More recently, the Israel Association of Architects and Urban Planners has expressed its reservations in a document that states: “The proposed plan constitutes a serious blow to Jerusalem’s historic landscape in its most important and sensitive areas.”
Other objections relate to the impact on businesses. Merchants in the Old City have complained that visitors who arrive at the Western Wall via the cable car will not pass through the Muslim Quarter. Those trading in that part of Jerusalem will therefore, so the argument goes, suffer a loss of business.
A third set of objections concern what some see as the project’s attempt to erase the Green Line dividing East Jerusalem (occupied territory, under international law) from the West. Associated objections relate to the promotion of the aims of settler organisations. (Cable-cars arriving at the Old City would terminate at the Kedem Centre, a facility run by the Elad Foundation, a settler organisation.) In this respect, the cable-car line would fulfil the same function as the Jerusalem tram (“light rail”) line, which links West Jerusalem with settlements in the East. The Palestinian Authority has decried what it called “a settlement and Judaization project” and has called on UNESCO to involve itself in efforts to halt the project (Israel withdrew from UNESCO on 1 January this year, citing what it saw as the organisation’s anti-Israel bias. The US did so at the same time.)
The National Infrastructure Committee might not be persuaded by these various expressions of opposition. It is certainly unlikely to pay any heed to arguments relating to the erasing of the Green Line, given that Jerusalem is – in the official Israeli view – an integral part of Israel.
The Committee has also to consider religious opposition to the project. While Jewish groups and parties supportive of the settler movement appear to want the scheme to go ahead, the Karaite sect is outraged by it. (The Karaites, an ancient sect, differ from most Jews in not accepting the authority of the Oral Law as codified in the Talmud.) The source of the Karaites’ outrage was the discovery that the cable-cars would pass over their cemetery in the Hinnom Valley, below the walls of the Old City – and that the plans included provision for a roof over the cemetery, which they saw as tantamount to desecration. (The roof would be needed to protect members of the kohanim, the Jewish priestly class, from the ritual impurity which they would incur were they to “enter” the cemetery by passing directly above it.)
However, the Karaites are not a large sect, numbering only some 40,000 people. Moreover, they are not politically well represented. The National Infrastructure Committee could well disregard their objections to the cable-car line.

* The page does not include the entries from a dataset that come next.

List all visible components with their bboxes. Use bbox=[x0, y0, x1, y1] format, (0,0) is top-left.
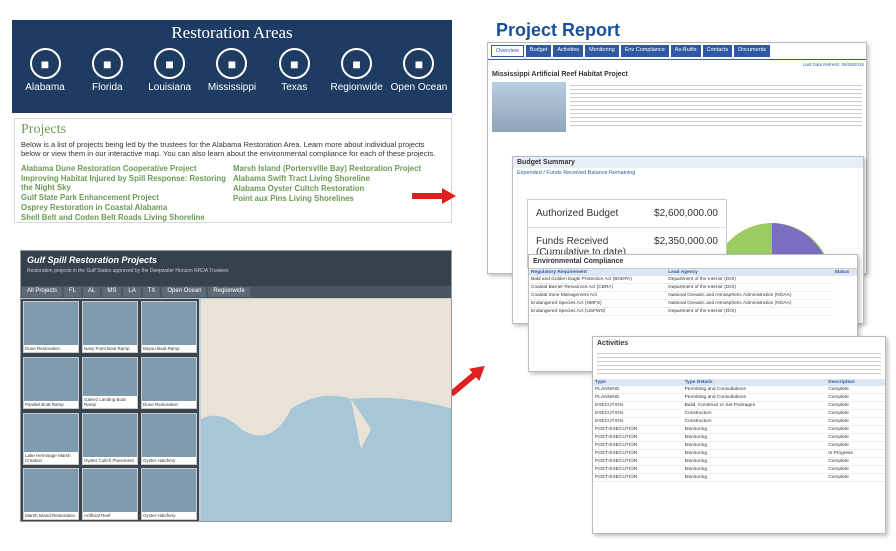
arrow-icon bbox=[449, 365, 485, 397]
projects-panel: Projects Below is a list of projects bei… bbox=[14, 118, 452, 223]
project-card[interactable]: Navy Point Boat Ramp bbox=[82, 301, 138, 353]
state-icon: ■ bbox=[341, 48, 373, 79]
tab-overview[interactable]: Overview bbox=[491, 45, 524, 57]
budget-title: Budget Summary bbox=[513, 157, 863, 168]
table-row: POST-EXECUTION Monitoring Complete bbox=[593, 441, 885, 450]
state-icon: ■ bbox=[278, 48, 310, 79]
column-header: Type Details bbox=[682, 379, 827, 386]
map-nav-la[interactable]: LA bbox=[123, 287, 141, 297]
table-row: POST-EXECUTION Monitoring Complete bbox=[593, 465, 885, 474]
env-title: Environmental Compliance bbox=[529, 255, 857, 269]
budget-row: Authorized Budget $2,600,000.00 bbox=[528, 200, 726, 228]
table-row: EXECUTION Build, Construct or Set Package… bbox=[593, 401, 885, 410]
state-texas[interactable]: ■ Texas bbox=[265, 48, 323, 93]
map-nav-ms[interactable]: MS bbox=[102, 287, 122, 297]
table-row: PLANNING Permitting and Consultations Comp… bbox=[593, 393, 885, 402]
table-row: POST-EXECUTION Monitoring Complete bbox=[593, 425, 885, 434]
project-card[interactable]: Galvez Landing Boat Ramp bbox=[82, 356, 138, 409]
activities-title: Activities bbox=[597, 340, 629, 347]
project-card[interactable]: Oyster Hatchery bbox=[141, 412, 197, 465]
table-row: PLANNING Permitting and Consultations Comp… bbox=[593, 386, 885, 394]
arrow-icon bbox=[412, 188, 456, 204]
table-row: POST-EXECUTION Monitoring In Progress bbox=[593, 449, 885, 458]
map-nav-al[interactable]: AL bbox=[83, 287, 101, 297]
tab-budget[interactable]: Budget bbox=[525, 45, 552, 57]
column-header: Type bbox=[593, 379, 683, 386]
column-header: Lead Agency bbox=[666, 269, 833, 276]
state-alabama[interactable]: ■ Alabama bbox=[16, 48, 74, 93]
project-photo bbox=[492, 82, 566, 132]
projects-heading: Projects bbox=[21, 122, 67, 137]
project-link[interactable]: Marsh Island (Portersville Bay) Restorat… bbox=[233, 164, 445, 173]
state-icon: ■ bbox=[154, 48, 186, 79]
project-card[interactable]: Oyster Hatchery bbox=[141, 468, 197, 521]
restoration-areas-title: Restoration Areas bbox=[171, 23, 293, 42]
project-report-title: Project Report bbox=[496, 20, 621, 40]
project-card[interactable]: Bayou Boat Ramp bbox=[141, 301, 197, 353]
project-card[interactable]: Lake Hermitage Marsh Creation bbox=[23, 412, 79, 465]
tab-activities[interactable]: Activities bbox=[553, 45, 584, 57]
map-nav-open-ocean[interactable]: Open Ocean bbox=[162, 287, 207, 297]
project-link[interactable]: Alabama Dune Restoration Cooperative Pro… bbox=[21, 164, 233, 173]
projects-intro: Below is a list of projects being led by… bbox=[21, 140, 436, 158]
project-card[interactable]: Dune Restoration bbox=[23, 301, 79, 353]
table-row: EXECUTION Construction Complete bbox=[593, 409, 885, 418]
project-title: Mississippi Artificial Reef Habitat Proj… bbox=[492, 71, 628, 78]
map-subtitle: Restoration projects in the Gulf States … bbox=[27, 268, 229, 274]
state-florida[interactable]: ■ Florida bbox=[78, 48, 136, 93]
table-row: Bald and Golden Eagle Protection Act (BG… bbox=[529, 276, 857, 284]
map-app: Gulf Spill Restoration Projects Restorat… bbox=[20, 250, 452, 522]
activities-window: Activities Type Type Details Description PL… bbox=[592, 336, 886, 534]
state-icon: ■ bbox=[216, 48, 248, 79]
tab-monitoring[interactable]: Monitoring bbox=[585, 45, 619, 57]
state-icon: ■ bbox=[91, 48, 123, 79]
project-link[interactable]: Alabama Swift Tract Living Shoreline bbox=[233, 174, 445, 183]
project-card[interactable]: Artificial Reef bbox=[82, 468, 138, 521]
table-row: POST-EXECUTION Monitoring Complete bbox=[593, 433, 885, 442]
budget-legend: Expended / Funds Received Balance Remain… bbox=[517, 170, 636, 176]
state-louisiana[interactable]: ■ Louisiana bbox=[141, 48, 199, 93]
tab-contacts[interactable]: Contacts bbox=[702, 45, 733, 57]
table-row: POST-EXECUTION Monitoring Complete bbox=[593, 473, 885, 482]
state-regionwide[interactable]: ■ Regionwide bbox=[328, 48, 386, 93]
project-link[interactable]: Gulf State Park Enhancement Project bbox=[21, 193, 233, 202]
project-link[interactable]: Osprey Restoration in Coastal Alabama bbox=[21, 203, 233, 212]
state-open-ocean[interactable]: ■ Open Ocean bbox=[390, 48, 448, 93]
state-icon: ■ bbox=[403, 48, 435, 79]
project-link[interactable]: Shell Belt and Coden Belt Roads Living S… bbox=[21, 213, 233, 222]
column-header: Description bbox=[826, 379, 885, 386]
column-header: Regulatory Requirement bbox=[529, 269, 667, 276]
project-card[interactable]: Parallel Boat Ramp bbox=[23, 356, 79, 409]
table-row: Endangered Species Act (NMFS) National Oc… bbox=[529, 299, 857, 308]
state-icon: ■ bbox=[29, 48, 61, 79]
table-row: Endangered Species Act (USFWS) Department… bbox=[529, 307, 857, 316]
map-title: Gulf Spill Restoration Projects bbox=[27, 255, 158, 265]
column-header: Status bbox=[832, 269, 857, 276]
state-mississippi[interactable]: ■ Mississippi bbox=[203, 48, 261, 93]
project-link[interactable]: Improving Habitat Injured by Spill Respo… bbox=[21, 174, 233, 192]
table-row: EXECUTION Construction Complete bbox=[593, 417, 885, 426]
map-nav-regionwide[interactable]: Regionwide bbox=[208, 287, 250, 297]
project-card[interactable]: Oyster Cultch Placement bbox=[82, 412, 138, 465]
map-nav-all-projects[interactable]: All Projects bbox=[22, 287, 63, 297]
table-row: Coastal Barrier Resources Act (CBRA) Depa… bbox=[529, 283, 857, 292]
map-nav-fl[interactable]: FL bbox=[64, 287, 82, 297]
gulf-map[interactable] bbox=[201, 299, 451, 521]
project-card[interactable]: Marsh Island Restoration bbox=[23, 468, 79, 521]
tab-documents[interactable]: Documents bbox=[734, 45, 771, 57]
table-row: Coastal Zone Management Act National Ocea… bbox=[529, 291, 857, 300]
map-nav-tx[interactable]: TX bbox=[142, 287, 161, 297]
restoration-areas-banner: Restoration Areas ■ Alabama ■ Florida ■ Louis… bbox=[12, 20, 452, 113]
tab-as-builts[interactable]: As-Builts bbox=[670, 45, 701, 57]
project-card[interactable]: Dune Restoration bbox=[141, 356, 197, 409]
table-row: POST-EXECUTION Monitoring Complete bbox=[593, 457, 885, 466]
tab-env-compliance[interactable]: Env Compliance bbox=[620, 45, 669, 57]
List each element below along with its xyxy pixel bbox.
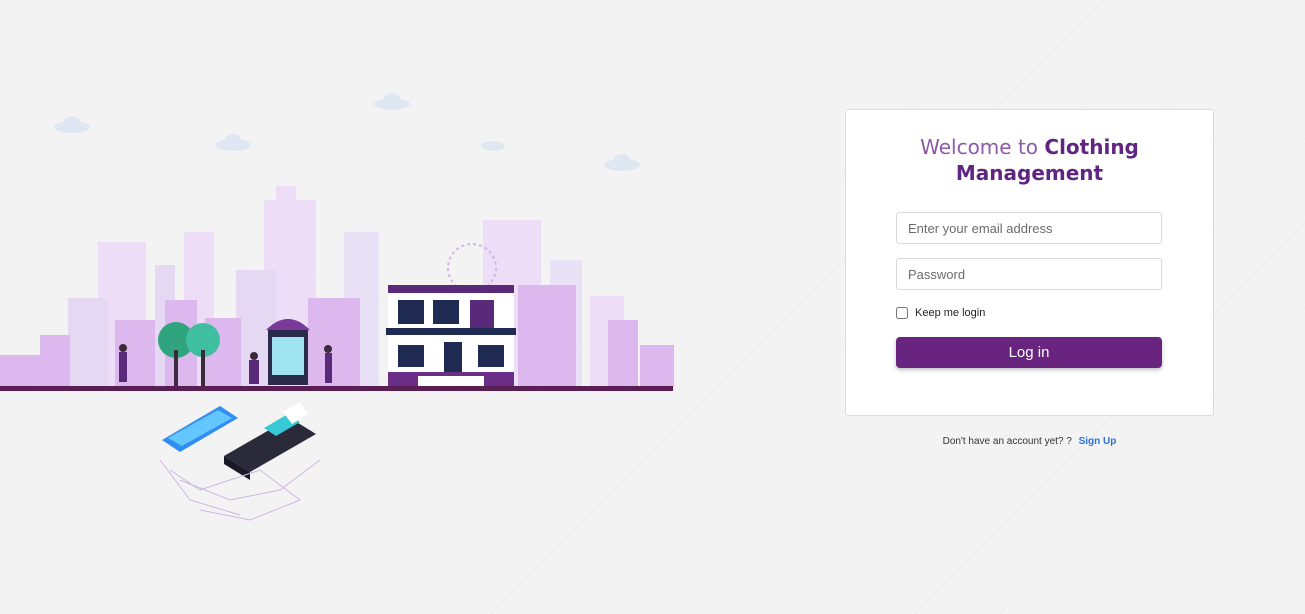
house-icon <box>386 285 516 386</box>
keep-login-label[interactable]: Keep me login <box>915 307 985 319</box>
login-title: Welcome to Clothing Management <box>846 134 1213 186</box>
shop-kiosk-icon <box>266 319 310 385</box>
smartphone-icon <box>162 406 238 452</box>
keep-login-row: Keep me login <box>896 307 985 319</box>
login-button[interactable]: Log in <box>896 337 1162 368</box>
city-illustration <box>0 93 674 521</box>
login-card: Welcome to Clothing Management Keep me l… <box>845 109 1214 416</box>
cloud-icons <box>54 93 640 171</box>
password-input[interactable] <box>896 258 1162 290</box>
signup-link[interactable]: Sign Up <box>1079 436 1117 447</box>
signup-row: Don't have an account yet? ? Sign Up <box>845 436 1214 447</box>
ground-line <box>0 386 673 391</box>
title-prefix: Welcome to <box>920 135 1045 159</box>
keep-login-checkbox[interactable] <box>896 307 908 319</box>
card-terminal-icon <box>224 402 316 480</box>
email-input[interactable] <box>896 212 1162 244</box>
signup-prompt: Don't have an account yet? ? <box>942 436 1072 447</box>
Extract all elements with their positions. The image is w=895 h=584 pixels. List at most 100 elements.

Other infrastructure projects in Jerusalem under consideration at the moment are also controversial, although less high-profile than the cable-car line. One involves the opening of several historic tunnels under the Old City, for the use of tourists. The work would involve dismantling part of the wall of a building dating to the early Islamic period. The Palestinian Authority has condemned what it termed Israel’s “attacks” on Jerusalem’s history.
There are also plans to construct a second tram line that, like the first, would link West and East Jerusalem, including Mt Scopus. The Palestinian ambassador to Athens has urged Greek companies that might be considering bidding for work on the line to think again. The workers’ council of the Spanish company CAF has voted against participation in the project, citing the possibility that Palestinian land might be confiscated, in violation of international law. The company itself has not yet decided whether to bid.